It is helpful to understand that a lot of language contained in statutes do not create private law obligations (i.e. things that you could sue another private individual over) or generally applicable public law obligations (e.g. crimes and tax laws applicable to ordinary individuals).
I have a set of state statutes in my office that can no longer fit on a single shelf of my book case, and my unannotated version of the tax code runs two thick volumes, plus six volumes of regulations.
But, 95%+ of the lawyers in the state use less than 10% of the statutes by page length, on any regular basis, and I probably use only 10% of the tax code and 5% of the tax regulations despite having an extremely broad tax practice in terms of the variety of subjects I deal with compared to the average lawyer who does tax work.
A very large share of statutory language is a blueprint setting forth the structure and organizational (constitution-like) operating rules of a vast governmental bureaucracy, and don't impose either private law or public law obligations on any private individuals.
Another very large share of statutory language creates legal obligations related to the regulation of very complicated activities that have application to a very small subset of people.
For example, there are lengthy, detailed and complicated laws that explain what public utilities that operate power plants must do in order to protect the environment from pollution.
Similarly, the tax code contains lengthy and difficult long sections pertaining to the tax treatment of mergers and breakups into multiple companies of publicly held companies, and the tax treatment of related companies in multinational groups of affiliated companies, that have to be very detailed in an effort to prevent taxes from being avoided by restructuring a transaction in a way that wouldn't otherwise be considered or make economic sense. These provisions are added to piecemeal every time some new loophole is discovered.
The tax code also has sections almost as long as the entire tax code applicable to ordinary individuals who earn wages and salaries to cover specialty topics like how to determine the taxable income of an insurance company.
Almost every specialized and technical industry has its own lengthy and detailed set of state and federal laws regulating them in multiple respects. There are laws regulating credit reporting agencies, laws regulating bond rating agencies, laws regulating banks, regulating savings and loans, regulating credit unions, regulating financial institutions that lend to credit unions, establishing and regulating the federal reserve, regulating mortgage financing, regulating automobile financing, regulating export-import financing, and so on and so on.

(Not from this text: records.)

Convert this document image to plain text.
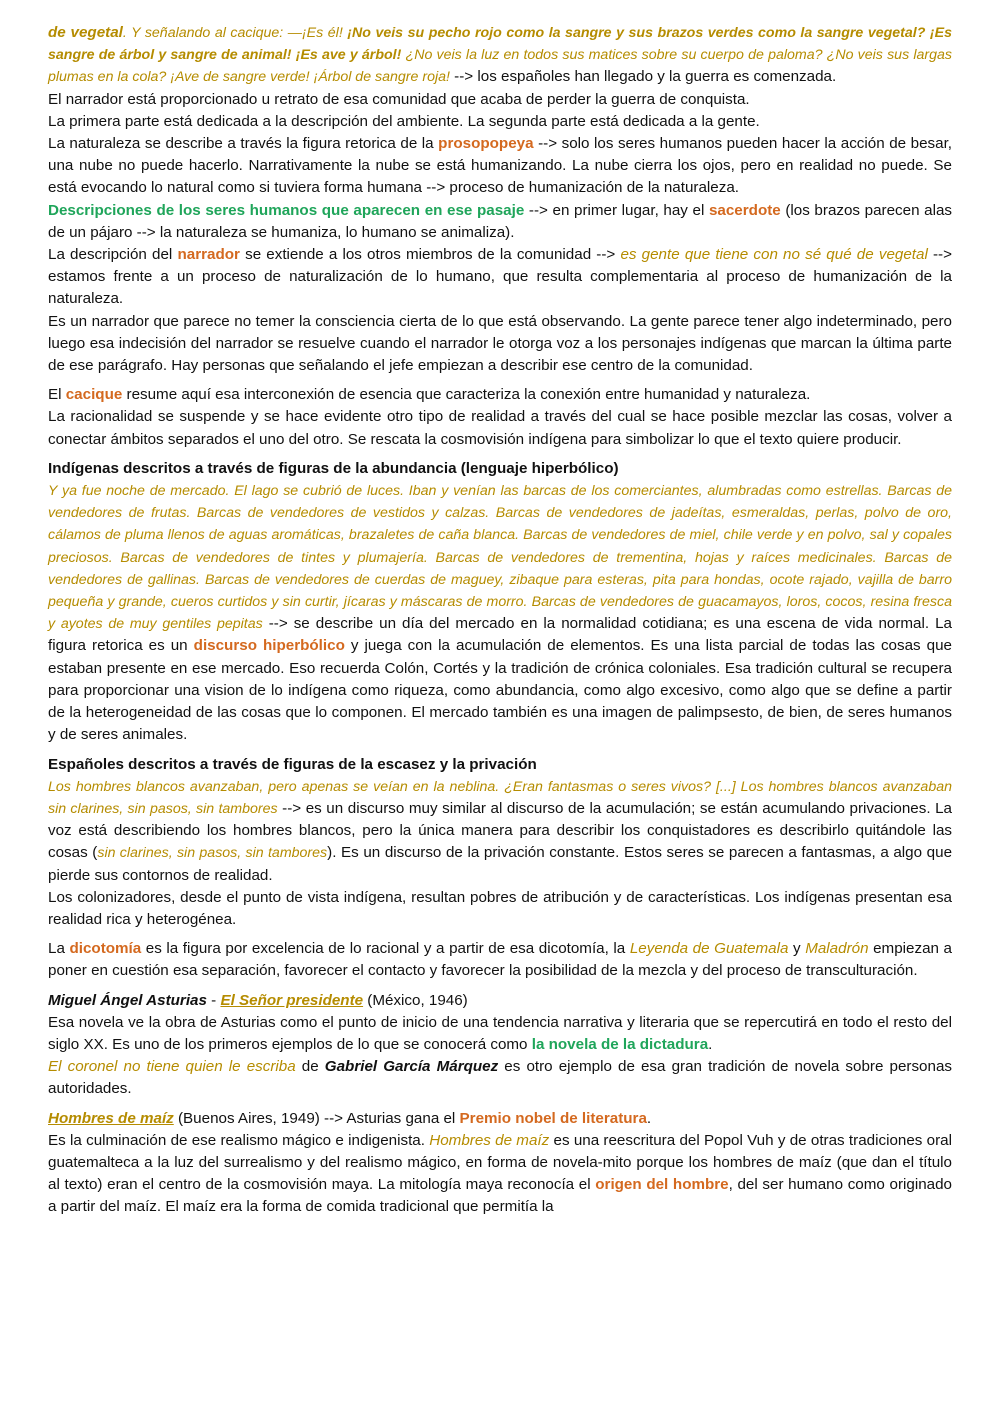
de vegetal. Y señalando al cacique: —¡Es él! ¡No veis su pecho rojo como la sangre y sus brazos verdes como la sangre vegetal? ¡Es sangre de árbol y sangre de animal! ¡Es ave y árbol! ¿No veis la luz en todos sus matices sobre su cuerpo de paloma? ¿No veis sus largas plumas en la cola? ¡Ave de sangre verde! ¡Árbol de sangre roja! --> los españoles han llegado y la guerra es comenzada.

El narrador está proporcionado u retrato de esa comunidad que acaba de perder la guerra de conquista.

La primera parte está dedicada a la descripción del ambiente. La segunda parte está dedicada a la gente.

La naturaleza se describe a través la figura retorica de la prosopopeya --> solo los seres humanos pueden hacer la acción de besar, una nube no puede hacerlo. Narrativamente la nube se está humanizando. La nube cierra los ojos, pero en realidad no puede. Se está evocando lo natural como si tuviera forma humana --> proceso de humanización de la naturaleza.

Descripciones de los seres humanos que aparecen en ese pasaje --> en primer lugar, hay el sacerdote (los brazos parecen alas de un pájaro --> la naturaleza se humaniza, lo humano se animaliza).

La descripción del narrador se extiende a los otros miembros de la comunidad --> es gente que tiene con no sé qué de vegetal --> estamos frente a un proceso de naturalización de lo humano, que resulta complementaria al proceso de humanización de la naturaleza.

Es un narrador que parece no temer la consciencia cierta de lo que está observando. La gente parece tener algo indeterminado, pero luego esa indecisión del narrador se resuelve cuando el narrador le otorga voz a los personajes indígenas que marcan la última parte de ese parágrafo. Hay personas que señalando el jefe empiezan a describir ese centro de la comunidad.

El cacique resume aquí esa interconexión de esencia que caracteriza la conexión entre humanidad y naturaleza.

La racionalidad se suspende y se hace evidente otro tipo de realidad a través del cual se hace posible mezclar las cosas, volver a conectar ámbitos separados el uno del otro. Se rescata la cosmovisión indígena para simbolizar lo que el texto quiere producir.

Indígenas descritos a través de figuras de la abundancia (lenguaje hiperbólico)

Y ya fue noche de mercado. El lago se cubrió de luces. Iban y venían las barcas de los comerciantes, alumbradas como estrellas. Barcas de vendedores de frutas. Barcas de vendedores de vestidos y calzas. Barcas de vendedores de jadeítas, esmeraldas, perlas, polvo de oro, cálamos de pluma llenos de aguas aromáticas, brazaletes de caña blanca. Barcas de vendedores de miel, chile verde y en polvo, sal y copales preciosos. Barcas de vendedores de tintes y plumajería. Barcas de vendedores de trementina, hojas y raíces medicinales. Barcas de vendedores de gallinas. Barcas de vendedores de cuerdas de maguey, zibaque para esteras, pita para hondas, ocote rajado, vajilla de barro pequeña y grande, cueros curtidos y sin curtir, jícaras y máscaras de morro. Barcas de vendedores de guacamayos, loros, cocos, resina fresca y ayotes de muy gentiles pepitas --> se describe un día del mercado en la normalidad cotidiana; es una escena de vida normal. La figura retorica es un discurso hiperbólico y juega con la acumulación de elementos. Es una lista parcial de todas las cosas que estaban presente en ese mercado. Eso recuerda Colón, Cortés y la tradición de crónica coloniales. Esa tradición cultural se recupera para proporcionar una vision de lo indígena como riqueza, como abundancia, como algo excesivo, como algo que se define a partir de la heterogeneidad de las cosas que lo componen. El mercado también es una imagen de palimpsesto, de bien, de seres humanos y de seres animales.

Españoles descritos a través de figuras de la escasez y la privación

Los hombres blancos avanzaban, pero apenas se veían en la neblina. ¿Eran fantasmas o seres vivos? [...] Los hombres blancos avanzaban sin clarines, sin pasos, sin tambores --> es un discurso muy similar al discurso de la acumulación; se están acumulando privaciones. La voz está describiendo los hombres blancos, pero la única manera para describir los conquistadores es describirlo quitándole las cosas (sin clarines, sin pasos, sin tambores). Es un discurso de la privación constante. Estos seres se parecen a fantasmas, a algo que pierde sus contornos de realidad.

Los colonizadores, desde el punto de vista indígena, resultan pobres de atribución y de características. Los indígenas presentan esa realidad rica y heterogénea.

La dicotomía es la figura por excelencia de lo racional y a partir de esa dicotomía, la Leyenda de Guatemala y Maladrón empiezan a poner en cuestión esa separación, favorecer el contacto y favorecer la posibilidad de la mezcla y del proceso de transculturación.

Miguel Ángel Asturias - El Señor presidente (México, 1946)

Esa novela ve la obra de Asturias como el punto de inicio de una tendencia narrativa y literaria que se repercutirá en todo el resto del siglo XX. Es uno de los primeros ejemplos de lo que se conocerá como la novela de la dictadura.

El coronel no tiene quien le escriba de Gabriel García Márquez es otro ejemplo de esa gran tradición de novela sobre personas autoridades.

Hombres de maíz (Buenos Aires, 1949) --> Asturias gana el Premio nobel de literatura.

Es la culminación de ese realismo mágico e indigenista. Hombres de maíz es una reescritura del Popol Vuh y de otras tradiciones oral guatemalteca a la luz del surrealismo y del realismo mágico, en forma de novela-mito porque los hombres de maíz (que dan el título al texto) eran el centro de la cosmovisión maya. La mitología maya reconocía el origen del hombre, del ser humano como originado a partir del maíz. El maíz era la forma de comida tradicional que permitía la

Probably half of the legislative output in any given year establishes that year's governmental budget and appropriations for the current fiscal year, agency by subagency by program by earmark by footnote.
Most long laws, like the ACA or Tax Code, are really just a collection of a lot of little laws.

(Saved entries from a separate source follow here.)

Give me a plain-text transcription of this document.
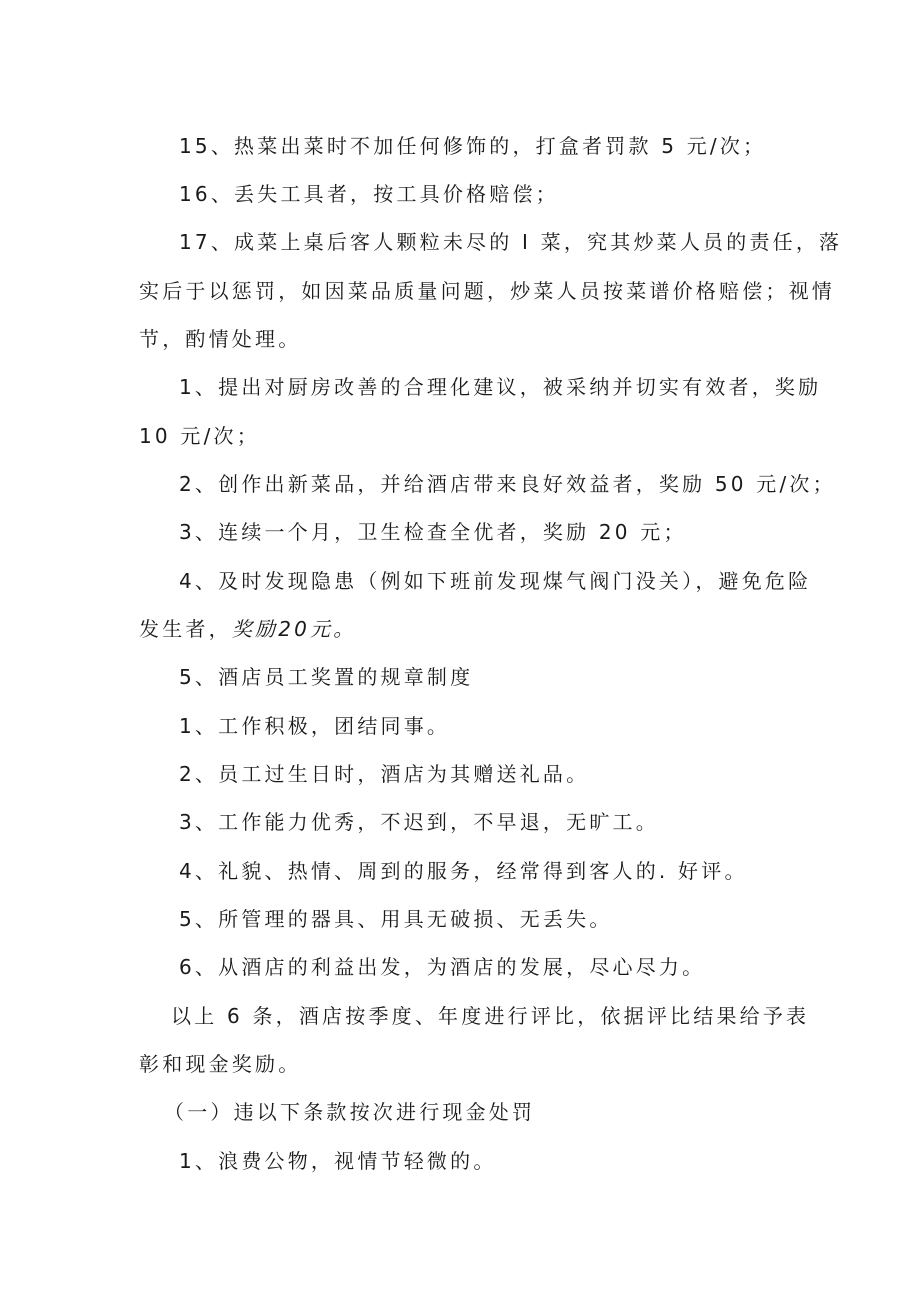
15、热菜出菜时不加任何修饰的，打盒者罚款 5 元/次；
16、丢失工具者，按工具价格赔偿；
17、成菜上桌后客人颗粒未尽的 I 菜，究其炒菜人员的责任，落
实后于以惩罚，如因菜品质量问题，炒菜人员按菜谱价格赔偿；视情
节，酌情处理。
1、提出对厨房改善的合理化建议，被采纳并切实有效者，奖励
10 元/次；
2、创作出新菜品，并给酒店带来良好效益者，奖励 50 元/次；
3、连续一个月，卫生检查全优者，奖励 20 元；
4、及时发现隐患（例如下班前发现煤气阀门没关），避免危险
发生者，奖励20元。
5、酒店员工奖置的规章制度
1、工作积极，团结同事。
2、员工过生日时，酒店为其赠送礼品。
3、工作能力优秀，不迟到，不早退，无旷工。
4、礼貌、热情、周到的服务，经常得到客人的. 好评。
5、所管理的器具、用具无破损、无丢失。
6、从酒店的利益出发，为酒店的发展，尽心尽力。
以上 6 条，酒店按季度、年度进行评比，依据评比结果给予表
彰和现金奖励。
（一）违以下条款按次进行现金处罚
1、浪费公物，视情节轻微的。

The ACA has a law establishing a federal health care exchange, a law establishing state health care exchanges, a law creating new departments and sub-departments within the department of health and human services with all of the details about civil service rules, procurement and establishing regulations that that entails, a law governing how insurance companies can set rates and decide to allow customers to buy insurance, a law governing how much money insurance companies have to spend on patient care, a law on what insurance policies have to cover, a law on Medicaid expansion, a law on controlling government program spending on health care, a law on gathering information about health care, a law creating a new payroll tax, a tax law governing credits and penalties for people who do and do not pay health insurance, a law on medical privacy, a law on professional liability, a law on medical education standards, a law on funding for medical education, etc.
Many of the individual sub-laws in the ACA are quite manageable in length, put if you create 30-40 different sub-laws with an average of 25-30 pages each, before you know it, you've got a 900 page long omnibus bill.
The tax code covers not just income taxes, but gift and estate taxes, payroll taxes, gas taxes, bow and arrow taxes, firearm taxes, corporate taxes, partnership taxes, cooperative taxes, non-profit sector regulation, pension taxation, expatriation taxes, tax penalties, and the organization of the Internal Revenue Service. Again, there are lots of little sub-laws in there, many of which have little relevant to the vast majority of people, that cover detailed situations and the administration of other parts of the law.